2In dem Zeitraum vom 10. Februar bis zum verkaufte die Klägerin über 17 Tonnen Kaffee. Mit der Begründung, dass durch das Verbringen des Kaffees nach Deutschland im Steuergebiet die Kaffeesteuer entstanden sei, setzte der Beklagte und Beschwerdegegner (das Hauptzollamt —HZA—) gegen die Klägerin Kaffeesteuer zunächst in Höhe von . € fest. Mit Änderungsbescheid vom wurde der Abgabenbetrag auf . € herabgesetzt. Klage und Einspruch blieben erfolglos.

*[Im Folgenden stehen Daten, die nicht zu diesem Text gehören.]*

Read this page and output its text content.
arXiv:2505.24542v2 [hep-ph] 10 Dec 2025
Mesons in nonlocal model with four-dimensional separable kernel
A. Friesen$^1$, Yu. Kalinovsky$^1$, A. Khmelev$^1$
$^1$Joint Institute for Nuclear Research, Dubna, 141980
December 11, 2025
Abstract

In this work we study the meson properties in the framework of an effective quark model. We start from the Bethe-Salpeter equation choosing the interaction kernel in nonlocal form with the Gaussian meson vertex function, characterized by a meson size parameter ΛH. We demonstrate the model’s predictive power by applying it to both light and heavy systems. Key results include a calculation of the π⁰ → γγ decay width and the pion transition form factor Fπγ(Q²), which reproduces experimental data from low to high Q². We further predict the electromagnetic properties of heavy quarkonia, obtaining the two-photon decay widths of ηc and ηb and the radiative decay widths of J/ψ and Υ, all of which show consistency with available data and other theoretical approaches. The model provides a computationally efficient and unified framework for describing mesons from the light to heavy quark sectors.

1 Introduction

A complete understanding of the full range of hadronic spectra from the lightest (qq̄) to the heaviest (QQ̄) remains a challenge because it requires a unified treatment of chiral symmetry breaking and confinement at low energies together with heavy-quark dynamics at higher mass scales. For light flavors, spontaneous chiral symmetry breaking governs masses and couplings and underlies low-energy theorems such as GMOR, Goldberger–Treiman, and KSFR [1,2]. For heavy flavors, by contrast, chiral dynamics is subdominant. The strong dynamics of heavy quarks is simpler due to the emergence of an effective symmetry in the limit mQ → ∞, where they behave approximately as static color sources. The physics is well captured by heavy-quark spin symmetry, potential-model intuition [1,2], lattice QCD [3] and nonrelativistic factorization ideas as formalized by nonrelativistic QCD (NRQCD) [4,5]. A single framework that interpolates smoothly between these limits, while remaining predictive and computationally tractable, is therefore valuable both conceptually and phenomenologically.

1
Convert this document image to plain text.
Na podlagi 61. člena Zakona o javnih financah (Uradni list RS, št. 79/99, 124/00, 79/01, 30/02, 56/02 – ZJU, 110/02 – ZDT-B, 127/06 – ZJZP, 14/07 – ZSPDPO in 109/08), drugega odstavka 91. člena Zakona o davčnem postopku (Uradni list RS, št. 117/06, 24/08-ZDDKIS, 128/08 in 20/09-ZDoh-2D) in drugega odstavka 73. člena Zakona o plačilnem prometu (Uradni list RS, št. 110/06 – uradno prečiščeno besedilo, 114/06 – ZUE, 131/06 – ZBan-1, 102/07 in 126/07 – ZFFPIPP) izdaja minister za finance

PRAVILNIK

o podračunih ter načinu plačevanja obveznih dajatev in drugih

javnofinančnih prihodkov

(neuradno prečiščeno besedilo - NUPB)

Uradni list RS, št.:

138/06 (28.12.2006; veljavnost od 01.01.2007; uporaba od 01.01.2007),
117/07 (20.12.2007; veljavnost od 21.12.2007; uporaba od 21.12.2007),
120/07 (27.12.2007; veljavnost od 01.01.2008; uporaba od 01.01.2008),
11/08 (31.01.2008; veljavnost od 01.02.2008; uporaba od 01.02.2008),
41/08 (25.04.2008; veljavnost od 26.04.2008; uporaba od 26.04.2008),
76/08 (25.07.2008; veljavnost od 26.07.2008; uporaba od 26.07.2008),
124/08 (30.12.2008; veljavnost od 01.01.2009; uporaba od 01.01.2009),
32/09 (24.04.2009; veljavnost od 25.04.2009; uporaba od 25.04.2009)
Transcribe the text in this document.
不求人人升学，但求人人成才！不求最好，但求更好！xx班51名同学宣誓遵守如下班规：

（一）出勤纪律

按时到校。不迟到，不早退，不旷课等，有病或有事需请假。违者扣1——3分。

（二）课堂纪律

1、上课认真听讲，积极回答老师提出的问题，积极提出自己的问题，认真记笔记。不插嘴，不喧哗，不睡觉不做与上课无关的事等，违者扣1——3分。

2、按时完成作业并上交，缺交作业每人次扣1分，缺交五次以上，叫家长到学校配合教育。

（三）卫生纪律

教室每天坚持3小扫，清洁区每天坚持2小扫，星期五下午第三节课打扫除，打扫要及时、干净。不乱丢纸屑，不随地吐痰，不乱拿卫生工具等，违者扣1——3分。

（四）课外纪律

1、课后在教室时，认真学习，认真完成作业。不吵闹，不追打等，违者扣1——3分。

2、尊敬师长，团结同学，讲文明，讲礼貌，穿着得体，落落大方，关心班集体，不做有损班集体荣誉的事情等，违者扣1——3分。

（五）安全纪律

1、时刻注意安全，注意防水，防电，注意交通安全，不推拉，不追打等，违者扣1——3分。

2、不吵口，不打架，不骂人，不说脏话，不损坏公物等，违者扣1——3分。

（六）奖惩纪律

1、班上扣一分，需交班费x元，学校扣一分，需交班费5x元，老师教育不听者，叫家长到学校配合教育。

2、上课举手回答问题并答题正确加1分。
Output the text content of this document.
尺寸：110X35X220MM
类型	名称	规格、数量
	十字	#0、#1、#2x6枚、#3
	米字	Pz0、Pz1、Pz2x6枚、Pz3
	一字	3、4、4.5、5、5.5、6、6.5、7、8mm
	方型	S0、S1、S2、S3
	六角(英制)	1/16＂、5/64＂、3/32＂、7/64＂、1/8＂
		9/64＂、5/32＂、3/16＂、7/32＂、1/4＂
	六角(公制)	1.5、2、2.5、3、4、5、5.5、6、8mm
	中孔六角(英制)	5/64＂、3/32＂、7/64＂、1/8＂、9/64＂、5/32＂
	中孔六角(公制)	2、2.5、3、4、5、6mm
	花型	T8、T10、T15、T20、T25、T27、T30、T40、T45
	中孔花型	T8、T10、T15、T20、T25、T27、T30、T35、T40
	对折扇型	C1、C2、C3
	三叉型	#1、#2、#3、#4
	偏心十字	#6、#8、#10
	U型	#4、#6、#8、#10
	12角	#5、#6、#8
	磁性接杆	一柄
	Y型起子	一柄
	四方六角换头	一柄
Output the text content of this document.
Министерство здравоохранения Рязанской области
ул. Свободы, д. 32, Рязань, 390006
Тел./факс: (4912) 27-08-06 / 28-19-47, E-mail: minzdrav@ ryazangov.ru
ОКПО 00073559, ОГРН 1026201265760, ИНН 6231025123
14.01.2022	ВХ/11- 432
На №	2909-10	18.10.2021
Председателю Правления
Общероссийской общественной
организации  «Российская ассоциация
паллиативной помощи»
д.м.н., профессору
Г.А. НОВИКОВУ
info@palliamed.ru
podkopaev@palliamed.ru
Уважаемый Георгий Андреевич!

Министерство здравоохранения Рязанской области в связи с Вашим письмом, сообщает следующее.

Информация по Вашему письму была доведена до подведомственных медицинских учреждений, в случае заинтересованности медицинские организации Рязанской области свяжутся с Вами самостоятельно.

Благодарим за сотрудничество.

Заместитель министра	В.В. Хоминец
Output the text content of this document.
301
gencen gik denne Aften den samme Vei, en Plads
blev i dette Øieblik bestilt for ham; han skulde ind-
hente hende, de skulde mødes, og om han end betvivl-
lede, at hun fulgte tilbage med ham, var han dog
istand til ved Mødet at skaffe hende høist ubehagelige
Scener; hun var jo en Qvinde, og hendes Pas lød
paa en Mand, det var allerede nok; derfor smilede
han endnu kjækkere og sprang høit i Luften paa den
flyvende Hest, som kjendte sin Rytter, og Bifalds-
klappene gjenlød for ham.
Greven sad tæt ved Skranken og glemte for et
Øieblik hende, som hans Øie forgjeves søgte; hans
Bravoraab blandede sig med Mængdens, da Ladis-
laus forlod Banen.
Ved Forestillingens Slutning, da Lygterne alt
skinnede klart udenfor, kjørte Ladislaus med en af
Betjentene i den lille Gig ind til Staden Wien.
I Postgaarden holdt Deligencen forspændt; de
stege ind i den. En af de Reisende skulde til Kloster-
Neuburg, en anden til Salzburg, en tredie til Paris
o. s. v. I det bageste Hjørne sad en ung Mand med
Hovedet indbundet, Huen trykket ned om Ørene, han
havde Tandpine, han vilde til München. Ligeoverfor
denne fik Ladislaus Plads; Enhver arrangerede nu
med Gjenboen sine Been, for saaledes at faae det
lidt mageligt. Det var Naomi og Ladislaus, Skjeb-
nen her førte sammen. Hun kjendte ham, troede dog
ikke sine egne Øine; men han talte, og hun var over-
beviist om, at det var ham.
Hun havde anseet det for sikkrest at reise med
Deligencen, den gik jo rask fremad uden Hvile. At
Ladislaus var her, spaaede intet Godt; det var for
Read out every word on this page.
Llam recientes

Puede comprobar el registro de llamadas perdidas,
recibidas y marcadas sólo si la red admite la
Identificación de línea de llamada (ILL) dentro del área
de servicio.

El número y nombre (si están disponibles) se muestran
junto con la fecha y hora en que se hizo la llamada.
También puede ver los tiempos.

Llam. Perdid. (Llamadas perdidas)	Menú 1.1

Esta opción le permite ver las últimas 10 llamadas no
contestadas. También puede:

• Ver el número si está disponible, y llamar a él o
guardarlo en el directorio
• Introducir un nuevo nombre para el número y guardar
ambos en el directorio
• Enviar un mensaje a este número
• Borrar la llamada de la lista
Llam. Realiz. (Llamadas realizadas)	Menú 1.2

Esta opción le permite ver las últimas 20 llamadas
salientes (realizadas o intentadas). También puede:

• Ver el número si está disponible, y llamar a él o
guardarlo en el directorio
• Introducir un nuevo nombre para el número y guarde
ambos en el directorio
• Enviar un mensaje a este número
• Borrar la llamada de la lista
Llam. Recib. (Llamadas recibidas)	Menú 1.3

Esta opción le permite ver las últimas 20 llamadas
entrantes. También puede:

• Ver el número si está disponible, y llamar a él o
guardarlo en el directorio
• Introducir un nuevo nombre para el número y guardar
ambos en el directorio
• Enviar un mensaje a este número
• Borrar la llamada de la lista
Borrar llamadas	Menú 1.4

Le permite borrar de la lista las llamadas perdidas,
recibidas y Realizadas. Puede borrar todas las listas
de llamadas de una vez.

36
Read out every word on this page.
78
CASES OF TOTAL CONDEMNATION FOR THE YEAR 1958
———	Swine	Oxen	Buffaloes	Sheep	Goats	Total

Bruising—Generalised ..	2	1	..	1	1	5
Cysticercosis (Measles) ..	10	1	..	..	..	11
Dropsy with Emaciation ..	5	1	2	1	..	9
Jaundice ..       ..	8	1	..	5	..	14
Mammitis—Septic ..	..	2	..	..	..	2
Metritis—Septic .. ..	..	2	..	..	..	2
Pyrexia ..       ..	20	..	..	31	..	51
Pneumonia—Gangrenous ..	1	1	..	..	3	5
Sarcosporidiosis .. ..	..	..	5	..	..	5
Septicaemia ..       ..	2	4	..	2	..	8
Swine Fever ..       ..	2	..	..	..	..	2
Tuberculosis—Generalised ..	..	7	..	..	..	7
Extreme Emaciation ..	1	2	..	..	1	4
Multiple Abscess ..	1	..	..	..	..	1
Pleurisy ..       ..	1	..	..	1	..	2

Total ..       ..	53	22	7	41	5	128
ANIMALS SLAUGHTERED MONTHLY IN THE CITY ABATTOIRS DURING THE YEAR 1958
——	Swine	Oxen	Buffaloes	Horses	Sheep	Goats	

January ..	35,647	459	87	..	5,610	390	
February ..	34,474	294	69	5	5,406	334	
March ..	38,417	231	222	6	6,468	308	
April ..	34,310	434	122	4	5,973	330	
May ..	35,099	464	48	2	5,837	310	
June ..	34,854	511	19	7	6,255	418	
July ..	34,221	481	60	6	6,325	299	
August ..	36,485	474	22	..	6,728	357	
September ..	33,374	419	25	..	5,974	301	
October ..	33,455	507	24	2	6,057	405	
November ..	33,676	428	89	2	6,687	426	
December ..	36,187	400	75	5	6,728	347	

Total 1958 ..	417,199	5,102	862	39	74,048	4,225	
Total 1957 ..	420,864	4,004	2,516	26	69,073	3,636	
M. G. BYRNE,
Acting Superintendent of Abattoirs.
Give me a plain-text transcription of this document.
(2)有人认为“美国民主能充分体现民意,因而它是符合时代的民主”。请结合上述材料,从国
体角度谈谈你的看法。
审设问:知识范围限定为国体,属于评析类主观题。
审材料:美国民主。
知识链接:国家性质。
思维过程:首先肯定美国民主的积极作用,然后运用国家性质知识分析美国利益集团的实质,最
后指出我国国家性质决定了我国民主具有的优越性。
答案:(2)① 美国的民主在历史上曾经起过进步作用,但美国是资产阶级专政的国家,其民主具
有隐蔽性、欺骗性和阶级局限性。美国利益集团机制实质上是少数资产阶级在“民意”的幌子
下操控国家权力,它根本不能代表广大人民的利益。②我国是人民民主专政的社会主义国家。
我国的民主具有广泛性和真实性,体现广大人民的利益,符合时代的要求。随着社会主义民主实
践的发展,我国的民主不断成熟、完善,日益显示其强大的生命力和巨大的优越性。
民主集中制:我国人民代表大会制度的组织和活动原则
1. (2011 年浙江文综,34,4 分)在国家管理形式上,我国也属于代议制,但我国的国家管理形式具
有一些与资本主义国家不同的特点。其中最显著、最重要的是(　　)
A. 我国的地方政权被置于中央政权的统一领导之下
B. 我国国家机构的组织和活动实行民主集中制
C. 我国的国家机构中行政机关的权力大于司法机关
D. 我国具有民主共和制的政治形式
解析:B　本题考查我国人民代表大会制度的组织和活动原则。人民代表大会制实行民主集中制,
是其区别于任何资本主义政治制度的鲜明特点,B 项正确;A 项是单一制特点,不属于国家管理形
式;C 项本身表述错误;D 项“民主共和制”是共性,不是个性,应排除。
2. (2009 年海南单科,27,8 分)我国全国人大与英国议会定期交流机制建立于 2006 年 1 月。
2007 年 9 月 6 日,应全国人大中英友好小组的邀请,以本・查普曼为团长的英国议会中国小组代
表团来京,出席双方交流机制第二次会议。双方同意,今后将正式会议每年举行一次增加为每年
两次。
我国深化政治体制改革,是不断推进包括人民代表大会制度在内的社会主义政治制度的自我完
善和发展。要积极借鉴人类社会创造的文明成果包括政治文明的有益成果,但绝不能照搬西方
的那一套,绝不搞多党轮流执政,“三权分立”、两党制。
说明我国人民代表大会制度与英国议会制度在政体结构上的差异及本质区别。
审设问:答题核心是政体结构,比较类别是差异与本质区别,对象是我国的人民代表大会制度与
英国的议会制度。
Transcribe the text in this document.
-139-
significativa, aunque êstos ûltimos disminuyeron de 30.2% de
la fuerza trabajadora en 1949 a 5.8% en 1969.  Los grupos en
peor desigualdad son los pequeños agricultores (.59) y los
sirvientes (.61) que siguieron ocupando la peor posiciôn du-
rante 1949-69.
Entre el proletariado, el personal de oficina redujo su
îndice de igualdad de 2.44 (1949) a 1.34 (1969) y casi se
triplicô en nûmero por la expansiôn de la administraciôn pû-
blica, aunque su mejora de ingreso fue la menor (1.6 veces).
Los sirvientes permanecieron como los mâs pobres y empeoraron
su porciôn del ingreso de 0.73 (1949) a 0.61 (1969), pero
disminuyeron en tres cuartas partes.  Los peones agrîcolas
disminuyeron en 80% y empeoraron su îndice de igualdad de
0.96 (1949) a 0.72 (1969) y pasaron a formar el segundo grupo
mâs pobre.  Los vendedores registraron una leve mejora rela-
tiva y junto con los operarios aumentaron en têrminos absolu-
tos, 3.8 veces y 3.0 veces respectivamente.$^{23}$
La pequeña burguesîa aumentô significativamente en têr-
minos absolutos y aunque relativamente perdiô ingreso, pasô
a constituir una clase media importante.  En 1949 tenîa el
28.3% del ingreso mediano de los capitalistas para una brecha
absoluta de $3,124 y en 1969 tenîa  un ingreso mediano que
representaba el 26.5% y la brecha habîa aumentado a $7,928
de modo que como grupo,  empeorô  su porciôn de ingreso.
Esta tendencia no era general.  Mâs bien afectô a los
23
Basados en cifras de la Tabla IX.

3Das Finanzgericht (FG) urteilte, dass die Kaffeesteuer nach § 11 Abs. 1 Satz 1 Nr. 2 des Kaffeesteuergesetzes (KaffeeStG) entstanden sei. Den aus dem zollrechtlich freien Verkehr in Österreich zu gewerblichen Zwecken bezogenen Kaffee habe die Klägerin nach Deutschland gebracht. Im Übrigen sei die Kaffeesteuer für den mit dem PKW der Klägerin nach Deutschland verbrachten Kaffee auch nach § 11 Abs. 2 Satz 1 KaffeeStG entstanden. Ein Versandhandel nach § 12 KaffeeStG liege deshalb nicht vor, weil der Kaffee im Streitfall nicht aus einem anderen Mitgliedstaat nach Deutschland geliefert worden sei. Nur derjenige könne als Versandhändler tätig werden, der seinen Sitz nicht in Deutschland habe und in Deutschland auch nicht vertreten sei. Aufgrund der Umstände des Streitfalls sei davon auszugehen, dass die Klägerin in Deutschland eine Niederlassung gehabt habe. Auf einen betrieblichen Sitz deute ihre Anwaltszulassung in Deutschland, das Unterhalten eines Telefonanschlusses in X, die melderechtliche Erfassung in Deutschland, die Benutzung eines in Deutschland zugelassenen Fahrzeugs, die Verwendung der Kanzleiadresse gegenüber DHL sowie der Umstand hin, dass die Klägerin in Deutschland über das Internet Rechtsberatung angeboten habe. Abgesehen davon bestünde im Streitfall auch ein Drittlandsbezug, denn die Klägerin habe sich bei dem Internet-Auktionshaus unter einer Adresse in der Schweiz angemeldet. Deshalb könne der Kaffee nicht allein aus einem anderen Mitgliedstaat i.S. des § 12 KaffeeStG geliefert worden sein.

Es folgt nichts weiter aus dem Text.